As visitors' curiosity for food grows worldwide, this will be a great opportunity to discover what we as locals like to eat and what our favorites are here in the islands. The foods that you will find are not what we eat at restaurants, but what we eat at our neighborhood snack shop, Deli, Roulotte (Food truck), or roadside stands. It is like going to your favorite little taqueria or pizza parlor, or hole-in-the-wall deli. Most visitors might not take the time to stop at these places or dare to try certain foods because of fear of not knowing what it is, and on top of that, there may be a language barrier.
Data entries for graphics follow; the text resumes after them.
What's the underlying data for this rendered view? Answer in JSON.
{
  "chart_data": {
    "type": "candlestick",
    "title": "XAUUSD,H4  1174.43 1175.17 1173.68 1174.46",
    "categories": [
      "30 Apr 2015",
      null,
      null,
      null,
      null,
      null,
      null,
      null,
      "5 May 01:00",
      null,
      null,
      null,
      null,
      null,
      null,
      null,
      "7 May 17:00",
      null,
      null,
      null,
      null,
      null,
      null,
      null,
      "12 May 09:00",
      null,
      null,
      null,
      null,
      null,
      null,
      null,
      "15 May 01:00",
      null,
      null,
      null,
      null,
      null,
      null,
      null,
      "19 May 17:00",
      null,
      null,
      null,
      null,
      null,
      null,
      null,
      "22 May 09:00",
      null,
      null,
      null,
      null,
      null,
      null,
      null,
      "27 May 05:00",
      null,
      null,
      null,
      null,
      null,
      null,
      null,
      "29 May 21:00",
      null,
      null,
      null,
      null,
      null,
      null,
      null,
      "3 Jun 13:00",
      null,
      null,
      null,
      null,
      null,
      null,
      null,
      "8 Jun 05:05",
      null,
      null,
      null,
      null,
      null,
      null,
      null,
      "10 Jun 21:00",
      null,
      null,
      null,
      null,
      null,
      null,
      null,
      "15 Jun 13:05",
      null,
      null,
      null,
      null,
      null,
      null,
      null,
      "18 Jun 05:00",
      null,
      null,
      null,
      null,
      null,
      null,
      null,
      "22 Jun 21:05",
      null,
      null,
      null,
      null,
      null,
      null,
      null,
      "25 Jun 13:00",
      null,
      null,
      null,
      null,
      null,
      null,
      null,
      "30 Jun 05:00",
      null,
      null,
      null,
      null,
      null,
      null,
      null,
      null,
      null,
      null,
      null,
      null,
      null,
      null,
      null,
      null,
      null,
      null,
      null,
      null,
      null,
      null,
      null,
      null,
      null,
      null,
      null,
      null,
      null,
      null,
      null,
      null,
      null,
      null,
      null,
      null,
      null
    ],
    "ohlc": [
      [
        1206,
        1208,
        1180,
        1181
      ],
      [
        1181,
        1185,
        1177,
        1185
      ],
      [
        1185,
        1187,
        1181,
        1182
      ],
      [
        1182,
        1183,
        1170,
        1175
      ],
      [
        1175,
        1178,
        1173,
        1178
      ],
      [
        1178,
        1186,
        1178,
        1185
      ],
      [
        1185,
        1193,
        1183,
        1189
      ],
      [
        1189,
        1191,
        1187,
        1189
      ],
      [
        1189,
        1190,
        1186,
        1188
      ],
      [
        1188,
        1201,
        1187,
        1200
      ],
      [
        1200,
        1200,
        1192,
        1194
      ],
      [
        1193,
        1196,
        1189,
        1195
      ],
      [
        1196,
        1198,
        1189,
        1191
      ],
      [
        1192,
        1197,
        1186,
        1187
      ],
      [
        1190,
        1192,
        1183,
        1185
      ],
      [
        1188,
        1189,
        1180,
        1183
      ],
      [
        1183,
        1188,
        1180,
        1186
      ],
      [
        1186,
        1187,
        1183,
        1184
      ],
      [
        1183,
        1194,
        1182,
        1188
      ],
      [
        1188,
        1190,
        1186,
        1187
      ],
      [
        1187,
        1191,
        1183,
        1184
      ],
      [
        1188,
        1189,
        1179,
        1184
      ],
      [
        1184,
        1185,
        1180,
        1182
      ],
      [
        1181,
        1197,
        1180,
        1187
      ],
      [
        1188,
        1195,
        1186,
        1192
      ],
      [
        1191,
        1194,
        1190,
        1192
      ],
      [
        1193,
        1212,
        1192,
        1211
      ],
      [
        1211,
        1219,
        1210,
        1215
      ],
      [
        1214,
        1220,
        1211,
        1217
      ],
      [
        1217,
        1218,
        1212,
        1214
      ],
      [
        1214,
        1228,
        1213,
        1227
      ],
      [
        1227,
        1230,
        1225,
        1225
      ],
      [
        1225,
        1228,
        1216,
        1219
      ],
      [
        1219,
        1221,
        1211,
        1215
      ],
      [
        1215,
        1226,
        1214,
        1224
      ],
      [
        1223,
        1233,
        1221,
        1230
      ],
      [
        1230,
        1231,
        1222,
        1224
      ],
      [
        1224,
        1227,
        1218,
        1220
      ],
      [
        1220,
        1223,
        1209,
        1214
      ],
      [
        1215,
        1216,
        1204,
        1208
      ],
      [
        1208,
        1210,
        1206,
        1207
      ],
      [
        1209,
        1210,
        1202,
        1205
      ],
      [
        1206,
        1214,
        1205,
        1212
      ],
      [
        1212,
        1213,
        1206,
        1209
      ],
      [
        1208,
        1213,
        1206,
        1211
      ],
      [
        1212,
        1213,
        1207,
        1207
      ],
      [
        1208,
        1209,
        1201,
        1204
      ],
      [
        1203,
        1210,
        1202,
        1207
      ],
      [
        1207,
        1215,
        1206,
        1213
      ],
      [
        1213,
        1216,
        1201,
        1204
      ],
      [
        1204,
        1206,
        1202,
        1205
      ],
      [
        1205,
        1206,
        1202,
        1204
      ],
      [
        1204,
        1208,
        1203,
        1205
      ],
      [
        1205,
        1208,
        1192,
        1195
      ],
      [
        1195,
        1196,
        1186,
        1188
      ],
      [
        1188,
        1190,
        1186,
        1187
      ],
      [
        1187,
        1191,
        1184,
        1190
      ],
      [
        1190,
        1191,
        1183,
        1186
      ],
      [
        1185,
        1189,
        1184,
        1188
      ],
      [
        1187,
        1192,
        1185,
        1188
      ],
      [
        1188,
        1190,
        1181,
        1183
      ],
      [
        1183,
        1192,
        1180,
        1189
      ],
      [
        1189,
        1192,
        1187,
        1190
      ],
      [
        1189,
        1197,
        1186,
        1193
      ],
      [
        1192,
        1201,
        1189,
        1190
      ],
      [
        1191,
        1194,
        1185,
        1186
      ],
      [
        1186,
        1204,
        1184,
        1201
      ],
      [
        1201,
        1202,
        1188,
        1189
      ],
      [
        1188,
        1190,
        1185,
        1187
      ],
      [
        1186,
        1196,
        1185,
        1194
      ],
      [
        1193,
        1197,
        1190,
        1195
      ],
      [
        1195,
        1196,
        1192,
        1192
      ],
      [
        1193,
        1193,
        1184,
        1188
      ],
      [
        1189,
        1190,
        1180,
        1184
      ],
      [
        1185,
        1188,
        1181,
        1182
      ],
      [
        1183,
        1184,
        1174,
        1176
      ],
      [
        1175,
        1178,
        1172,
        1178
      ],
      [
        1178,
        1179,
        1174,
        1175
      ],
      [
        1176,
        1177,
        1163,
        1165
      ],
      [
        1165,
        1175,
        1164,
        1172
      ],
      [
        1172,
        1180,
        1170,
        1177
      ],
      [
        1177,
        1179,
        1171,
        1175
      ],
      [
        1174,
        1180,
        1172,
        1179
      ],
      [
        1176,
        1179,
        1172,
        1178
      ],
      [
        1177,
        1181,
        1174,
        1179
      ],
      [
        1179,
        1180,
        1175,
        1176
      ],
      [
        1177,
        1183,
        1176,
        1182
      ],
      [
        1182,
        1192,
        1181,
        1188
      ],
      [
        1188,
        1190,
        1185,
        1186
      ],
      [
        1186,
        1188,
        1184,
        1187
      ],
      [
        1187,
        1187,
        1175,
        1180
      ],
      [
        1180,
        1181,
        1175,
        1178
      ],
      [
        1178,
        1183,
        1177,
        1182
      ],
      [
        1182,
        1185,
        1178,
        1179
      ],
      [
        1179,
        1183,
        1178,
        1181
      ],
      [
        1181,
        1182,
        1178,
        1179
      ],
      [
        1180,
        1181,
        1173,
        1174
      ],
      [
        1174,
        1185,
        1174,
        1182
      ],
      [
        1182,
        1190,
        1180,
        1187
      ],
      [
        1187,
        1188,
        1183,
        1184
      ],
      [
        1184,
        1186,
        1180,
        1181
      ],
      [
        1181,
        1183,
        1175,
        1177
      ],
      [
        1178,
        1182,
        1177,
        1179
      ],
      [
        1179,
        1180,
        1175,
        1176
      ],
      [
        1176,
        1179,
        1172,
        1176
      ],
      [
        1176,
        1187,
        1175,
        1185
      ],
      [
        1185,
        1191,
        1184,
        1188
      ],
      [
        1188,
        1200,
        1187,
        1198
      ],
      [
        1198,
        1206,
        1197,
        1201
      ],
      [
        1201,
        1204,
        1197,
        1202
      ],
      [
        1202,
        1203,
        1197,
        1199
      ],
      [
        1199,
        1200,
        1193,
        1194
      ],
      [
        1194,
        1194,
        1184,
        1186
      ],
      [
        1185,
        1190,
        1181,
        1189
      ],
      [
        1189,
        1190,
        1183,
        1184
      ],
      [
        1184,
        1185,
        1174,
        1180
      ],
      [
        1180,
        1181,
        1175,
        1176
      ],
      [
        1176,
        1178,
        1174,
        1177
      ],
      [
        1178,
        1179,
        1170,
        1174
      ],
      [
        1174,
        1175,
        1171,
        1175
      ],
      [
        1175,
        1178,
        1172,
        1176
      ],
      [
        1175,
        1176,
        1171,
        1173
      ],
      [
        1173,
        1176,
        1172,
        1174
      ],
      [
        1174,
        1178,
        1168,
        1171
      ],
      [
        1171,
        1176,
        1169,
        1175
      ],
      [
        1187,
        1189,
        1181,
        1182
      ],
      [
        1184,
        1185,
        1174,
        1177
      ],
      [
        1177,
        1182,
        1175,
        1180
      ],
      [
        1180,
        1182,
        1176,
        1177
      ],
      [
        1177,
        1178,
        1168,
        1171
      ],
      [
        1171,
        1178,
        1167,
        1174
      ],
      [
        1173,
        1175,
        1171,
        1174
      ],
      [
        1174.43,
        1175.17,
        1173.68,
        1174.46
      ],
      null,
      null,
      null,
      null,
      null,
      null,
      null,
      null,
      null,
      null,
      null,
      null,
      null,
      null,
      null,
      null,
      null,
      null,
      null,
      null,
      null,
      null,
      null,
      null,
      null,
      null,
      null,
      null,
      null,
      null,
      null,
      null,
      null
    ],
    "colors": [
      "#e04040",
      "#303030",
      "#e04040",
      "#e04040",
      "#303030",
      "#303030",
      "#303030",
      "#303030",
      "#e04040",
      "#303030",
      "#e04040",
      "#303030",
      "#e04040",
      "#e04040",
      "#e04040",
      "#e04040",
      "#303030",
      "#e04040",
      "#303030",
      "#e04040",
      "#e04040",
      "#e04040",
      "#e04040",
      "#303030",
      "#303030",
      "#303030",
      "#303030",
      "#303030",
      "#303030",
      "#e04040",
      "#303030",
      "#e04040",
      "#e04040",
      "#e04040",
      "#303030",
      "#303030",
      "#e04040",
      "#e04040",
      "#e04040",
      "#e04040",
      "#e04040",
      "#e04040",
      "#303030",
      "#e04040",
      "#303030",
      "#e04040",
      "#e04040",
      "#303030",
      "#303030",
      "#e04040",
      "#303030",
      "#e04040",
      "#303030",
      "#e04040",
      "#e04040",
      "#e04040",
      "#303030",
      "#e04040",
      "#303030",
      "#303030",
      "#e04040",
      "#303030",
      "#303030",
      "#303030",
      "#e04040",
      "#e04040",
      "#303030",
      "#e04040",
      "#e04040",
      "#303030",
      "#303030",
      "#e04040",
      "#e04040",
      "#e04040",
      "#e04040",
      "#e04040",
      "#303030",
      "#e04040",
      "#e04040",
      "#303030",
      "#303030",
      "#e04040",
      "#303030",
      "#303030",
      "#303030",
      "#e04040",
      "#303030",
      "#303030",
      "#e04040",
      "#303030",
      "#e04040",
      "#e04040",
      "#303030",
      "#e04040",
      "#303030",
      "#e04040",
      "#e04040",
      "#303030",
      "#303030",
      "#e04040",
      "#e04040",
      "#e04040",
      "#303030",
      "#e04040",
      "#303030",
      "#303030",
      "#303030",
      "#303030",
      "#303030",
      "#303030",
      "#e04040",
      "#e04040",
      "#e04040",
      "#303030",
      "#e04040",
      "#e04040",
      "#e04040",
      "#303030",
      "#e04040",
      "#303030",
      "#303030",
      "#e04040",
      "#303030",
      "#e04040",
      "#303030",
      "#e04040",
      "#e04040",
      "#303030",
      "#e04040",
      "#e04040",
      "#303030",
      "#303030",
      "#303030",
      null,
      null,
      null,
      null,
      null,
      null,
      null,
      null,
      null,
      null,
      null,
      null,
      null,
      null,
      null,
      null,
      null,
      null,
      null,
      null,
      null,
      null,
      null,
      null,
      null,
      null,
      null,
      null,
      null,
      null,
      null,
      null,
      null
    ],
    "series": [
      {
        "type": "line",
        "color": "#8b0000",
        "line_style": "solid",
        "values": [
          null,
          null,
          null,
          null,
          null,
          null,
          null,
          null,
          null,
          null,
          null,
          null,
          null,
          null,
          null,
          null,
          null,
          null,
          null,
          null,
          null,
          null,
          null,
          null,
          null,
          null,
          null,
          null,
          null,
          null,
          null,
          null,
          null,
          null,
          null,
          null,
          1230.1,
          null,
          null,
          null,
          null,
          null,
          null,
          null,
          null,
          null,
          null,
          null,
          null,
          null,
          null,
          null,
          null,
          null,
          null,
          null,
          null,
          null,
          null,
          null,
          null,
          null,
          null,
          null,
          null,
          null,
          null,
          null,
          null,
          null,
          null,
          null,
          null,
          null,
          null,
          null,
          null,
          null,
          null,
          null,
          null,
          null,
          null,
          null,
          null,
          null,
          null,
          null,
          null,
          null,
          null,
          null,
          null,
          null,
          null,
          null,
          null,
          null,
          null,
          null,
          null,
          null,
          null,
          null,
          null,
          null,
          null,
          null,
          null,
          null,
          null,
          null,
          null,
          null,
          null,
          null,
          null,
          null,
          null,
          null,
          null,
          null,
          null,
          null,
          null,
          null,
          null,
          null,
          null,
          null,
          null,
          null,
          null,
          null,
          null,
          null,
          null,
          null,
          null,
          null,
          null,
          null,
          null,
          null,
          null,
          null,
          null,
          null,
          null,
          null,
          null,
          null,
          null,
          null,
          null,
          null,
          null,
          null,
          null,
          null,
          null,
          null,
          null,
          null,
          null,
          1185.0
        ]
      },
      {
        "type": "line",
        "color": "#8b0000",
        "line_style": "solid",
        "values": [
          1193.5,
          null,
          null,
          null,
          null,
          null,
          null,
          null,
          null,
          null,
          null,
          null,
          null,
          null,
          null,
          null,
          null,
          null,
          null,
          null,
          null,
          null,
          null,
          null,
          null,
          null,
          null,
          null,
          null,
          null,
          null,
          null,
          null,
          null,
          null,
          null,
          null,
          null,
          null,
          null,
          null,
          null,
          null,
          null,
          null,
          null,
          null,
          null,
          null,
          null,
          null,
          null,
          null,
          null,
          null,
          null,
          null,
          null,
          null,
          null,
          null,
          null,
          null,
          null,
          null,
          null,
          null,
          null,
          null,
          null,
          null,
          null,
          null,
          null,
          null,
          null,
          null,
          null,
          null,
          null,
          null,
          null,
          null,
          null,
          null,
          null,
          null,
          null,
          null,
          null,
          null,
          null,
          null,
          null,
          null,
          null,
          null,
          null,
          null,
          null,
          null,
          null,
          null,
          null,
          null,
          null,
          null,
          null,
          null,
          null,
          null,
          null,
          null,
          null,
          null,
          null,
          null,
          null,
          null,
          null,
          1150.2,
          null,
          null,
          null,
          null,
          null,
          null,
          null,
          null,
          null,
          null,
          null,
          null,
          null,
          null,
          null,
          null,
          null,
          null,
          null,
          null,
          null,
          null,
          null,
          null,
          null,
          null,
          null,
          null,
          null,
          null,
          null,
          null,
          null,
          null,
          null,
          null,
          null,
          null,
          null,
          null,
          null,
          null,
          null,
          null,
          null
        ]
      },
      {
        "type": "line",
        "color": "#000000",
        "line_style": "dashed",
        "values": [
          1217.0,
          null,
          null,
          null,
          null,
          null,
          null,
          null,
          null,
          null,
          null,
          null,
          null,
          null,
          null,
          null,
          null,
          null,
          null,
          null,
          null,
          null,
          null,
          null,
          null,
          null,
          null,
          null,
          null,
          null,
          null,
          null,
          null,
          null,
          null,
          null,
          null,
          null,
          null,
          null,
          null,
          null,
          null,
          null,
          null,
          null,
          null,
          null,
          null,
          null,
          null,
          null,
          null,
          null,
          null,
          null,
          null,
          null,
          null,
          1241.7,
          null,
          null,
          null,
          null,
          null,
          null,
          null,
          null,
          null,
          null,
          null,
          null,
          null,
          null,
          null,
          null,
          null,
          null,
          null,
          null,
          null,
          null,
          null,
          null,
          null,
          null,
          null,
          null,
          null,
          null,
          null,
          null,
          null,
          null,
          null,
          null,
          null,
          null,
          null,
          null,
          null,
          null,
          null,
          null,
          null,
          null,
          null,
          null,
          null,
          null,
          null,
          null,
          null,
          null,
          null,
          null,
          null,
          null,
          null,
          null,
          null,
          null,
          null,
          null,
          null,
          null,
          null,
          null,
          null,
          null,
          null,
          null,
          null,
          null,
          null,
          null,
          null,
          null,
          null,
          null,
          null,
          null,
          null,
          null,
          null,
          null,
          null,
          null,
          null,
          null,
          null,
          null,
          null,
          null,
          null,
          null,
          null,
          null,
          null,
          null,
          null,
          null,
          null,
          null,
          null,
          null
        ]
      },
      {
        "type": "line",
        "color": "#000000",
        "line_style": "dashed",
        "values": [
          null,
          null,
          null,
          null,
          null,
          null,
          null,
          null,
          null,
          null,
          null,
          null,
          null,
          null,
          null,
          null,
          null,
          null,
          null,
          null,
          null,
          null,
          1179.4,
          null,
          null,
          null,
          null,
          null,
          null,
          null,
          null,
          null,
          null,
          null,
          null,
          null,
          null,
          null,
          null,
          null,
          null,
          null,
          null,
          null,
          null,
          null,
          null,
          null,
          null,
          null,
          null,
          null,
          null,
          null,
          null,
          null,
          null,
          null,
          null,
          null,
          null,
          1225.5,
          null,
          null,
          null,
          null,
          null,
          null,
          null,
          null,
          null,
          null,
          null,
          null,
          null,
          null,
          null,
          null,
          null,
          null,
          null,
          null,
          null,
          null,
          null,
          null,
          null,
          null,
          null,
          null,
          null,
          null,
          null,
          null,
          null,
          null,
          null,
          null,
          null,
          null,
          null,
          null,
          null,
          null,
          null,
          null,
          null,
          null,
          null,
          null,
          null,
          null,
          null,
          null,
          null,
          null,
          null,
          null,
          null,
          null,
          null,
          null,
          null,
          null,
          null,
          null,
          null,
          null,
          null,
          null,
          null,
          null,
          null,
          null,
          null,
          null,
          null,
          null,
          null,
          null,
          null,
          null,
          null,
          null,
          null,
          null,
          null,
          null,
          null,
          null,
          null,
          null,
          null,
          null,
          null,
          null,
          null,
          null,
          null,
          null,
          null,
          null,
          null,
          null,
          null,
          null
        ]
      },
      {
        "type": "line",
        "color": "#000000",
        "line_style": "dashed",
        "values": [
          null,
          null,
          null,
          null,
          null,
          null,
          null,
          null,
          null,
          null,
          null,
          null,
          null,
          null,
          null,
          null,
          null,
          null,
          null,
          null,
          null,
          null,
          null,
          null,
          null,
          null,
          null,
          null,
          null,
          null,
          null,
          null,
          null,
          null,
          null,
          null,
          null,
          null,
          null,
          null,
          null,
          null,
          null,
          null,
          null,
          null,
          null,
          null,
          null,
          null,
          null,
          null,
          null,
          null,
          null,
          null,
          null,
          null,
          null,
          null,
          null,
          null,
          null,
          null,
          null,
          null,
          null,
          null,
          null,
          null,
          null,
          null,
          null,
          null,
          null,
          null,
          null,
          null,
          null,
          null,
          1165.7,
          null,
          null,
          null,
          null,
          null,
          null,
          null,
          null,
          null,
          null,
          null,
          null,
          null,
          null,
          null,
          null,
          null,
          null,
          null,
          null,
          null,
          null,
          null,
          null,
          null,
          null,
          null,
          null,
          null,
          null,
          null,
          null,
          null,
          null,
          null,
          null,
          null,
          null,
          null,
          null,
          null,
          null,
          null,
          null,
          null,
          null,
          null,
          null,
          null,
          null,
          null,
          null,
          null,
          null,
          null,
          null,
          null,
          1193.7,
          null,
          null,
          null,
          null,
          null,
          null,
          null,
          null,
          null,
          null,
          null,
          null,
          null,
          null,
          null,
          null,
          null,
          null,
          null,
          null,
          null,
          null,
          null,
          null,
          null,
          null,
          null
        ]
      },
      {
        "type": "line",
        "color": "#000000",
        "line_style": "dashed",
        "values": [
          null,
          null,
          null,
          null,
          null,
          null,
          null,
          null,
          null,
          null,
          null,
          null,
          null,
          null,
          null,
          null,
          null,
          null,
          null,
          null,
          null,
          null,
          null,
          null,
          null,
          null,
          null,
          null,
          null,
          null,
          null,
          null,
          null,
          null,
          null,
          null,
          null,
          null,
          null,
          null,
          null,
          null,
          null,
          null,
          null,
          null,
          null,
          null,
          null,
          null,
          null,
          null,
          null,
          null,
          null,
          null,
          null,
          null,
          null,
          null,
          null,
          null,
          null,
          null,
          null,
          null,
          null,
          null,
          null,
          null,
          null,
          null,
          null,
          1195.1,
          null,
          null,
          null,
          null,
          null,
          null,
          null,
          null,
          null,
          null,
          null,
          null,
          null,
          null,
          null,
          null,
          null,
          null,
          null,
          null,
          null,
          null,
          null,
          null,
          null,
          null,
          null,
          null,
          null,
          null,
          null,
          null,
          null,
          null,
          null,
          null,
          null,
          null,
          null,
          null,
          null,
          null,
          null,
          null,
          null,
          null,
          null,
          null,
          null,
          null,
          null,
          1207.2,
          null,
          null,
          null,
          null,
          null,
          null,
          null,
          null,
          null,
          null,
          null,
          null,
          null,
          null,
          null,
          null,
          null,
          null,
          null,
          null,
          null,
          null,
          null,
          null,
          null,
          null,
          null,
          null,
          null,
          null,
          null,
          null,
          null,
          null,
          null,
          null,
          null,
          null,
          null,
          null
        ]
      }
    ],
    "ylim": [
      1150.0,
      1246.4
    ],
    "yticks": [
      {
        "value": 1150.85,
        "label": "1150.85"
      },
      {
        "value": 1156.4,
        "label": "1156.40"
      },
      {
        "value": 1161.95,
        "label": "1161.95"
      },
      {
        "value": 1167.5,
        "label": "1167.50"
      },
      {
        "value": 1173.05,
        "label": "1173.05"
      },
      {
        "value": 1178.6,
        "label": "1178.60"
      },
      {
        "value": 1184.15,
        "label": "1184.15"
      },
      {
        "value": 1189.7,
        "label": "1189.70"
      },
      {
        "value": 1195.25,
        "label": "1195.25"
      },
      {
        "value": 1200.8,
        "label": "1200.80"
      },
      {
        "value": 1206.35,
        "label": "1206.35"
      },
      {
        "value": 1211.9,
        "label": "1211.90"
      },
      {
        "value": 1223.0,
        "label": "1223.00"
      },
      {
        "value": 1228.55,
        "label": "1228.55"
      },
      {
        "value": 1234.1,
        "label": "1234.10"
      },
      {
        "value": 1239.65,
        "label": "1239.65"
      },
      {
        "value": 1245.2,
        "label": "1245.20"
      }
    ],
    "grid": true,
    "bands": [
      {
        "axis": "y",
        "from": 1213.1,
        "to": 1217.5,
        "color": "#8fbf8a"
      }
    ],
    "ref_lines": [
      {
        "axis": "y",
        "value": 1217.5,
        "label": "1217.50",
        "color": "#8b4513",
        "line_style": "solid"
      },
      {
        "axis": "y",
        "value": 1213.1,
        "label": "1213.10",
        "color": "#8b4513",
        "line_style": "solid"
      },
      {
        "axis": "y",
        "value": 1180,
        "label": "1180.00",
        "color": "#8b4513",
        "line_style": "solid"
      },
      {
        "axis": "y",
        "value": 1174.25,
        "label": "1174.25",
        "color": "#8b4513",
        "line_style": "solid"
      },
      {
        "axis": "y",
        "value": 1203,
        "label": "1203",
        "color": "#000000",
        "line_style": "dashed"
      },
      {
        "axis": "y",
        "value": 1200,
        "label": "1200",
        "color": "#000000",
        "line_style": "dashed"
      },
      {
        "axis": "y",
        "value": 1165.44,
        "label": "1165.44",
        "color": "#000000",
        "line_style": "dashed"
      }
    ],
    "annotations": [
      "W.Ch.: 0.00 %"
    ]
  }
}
I always encourage visitors to go off the beaten path and go on a food adventure while navigating the different islands of French Polynesia. This will help take the mystery out of the food and help you understand what it is all about. This is a fun way to discover a true culinary adventure of island favorites, such as casse croute, Chao mein, Pai pate, ma’a tinito, poisson cru, pua roti, firifiri, or seasonal fruits. Each group of islands has their own preparation for these different dishes.
What is exciting now is the new wave of young chefs returning to the islands from France or other countries or elsewhere with the knowledge and expertise that they learned from top restaurants and chefs abroad. There is something magical happening here in French Polynesia as a new vision of artisan cuisine is being developed with seasonal dishes by these chefs. Chef Teautearoa from Maru Maru restaurant - Chef Heiarii from HEI, Chef Kirahu from Kozy, Chef Tereva from Souffle restaurant just to name a few of the inspiring chefs.
As you can see Tahiti truly has a rich culinary history with traditional food, street food, and now gastronomy artisan cuisine to add to its dreamy beaches and culture. This is our story, so get out there and embrace the culinary adventure.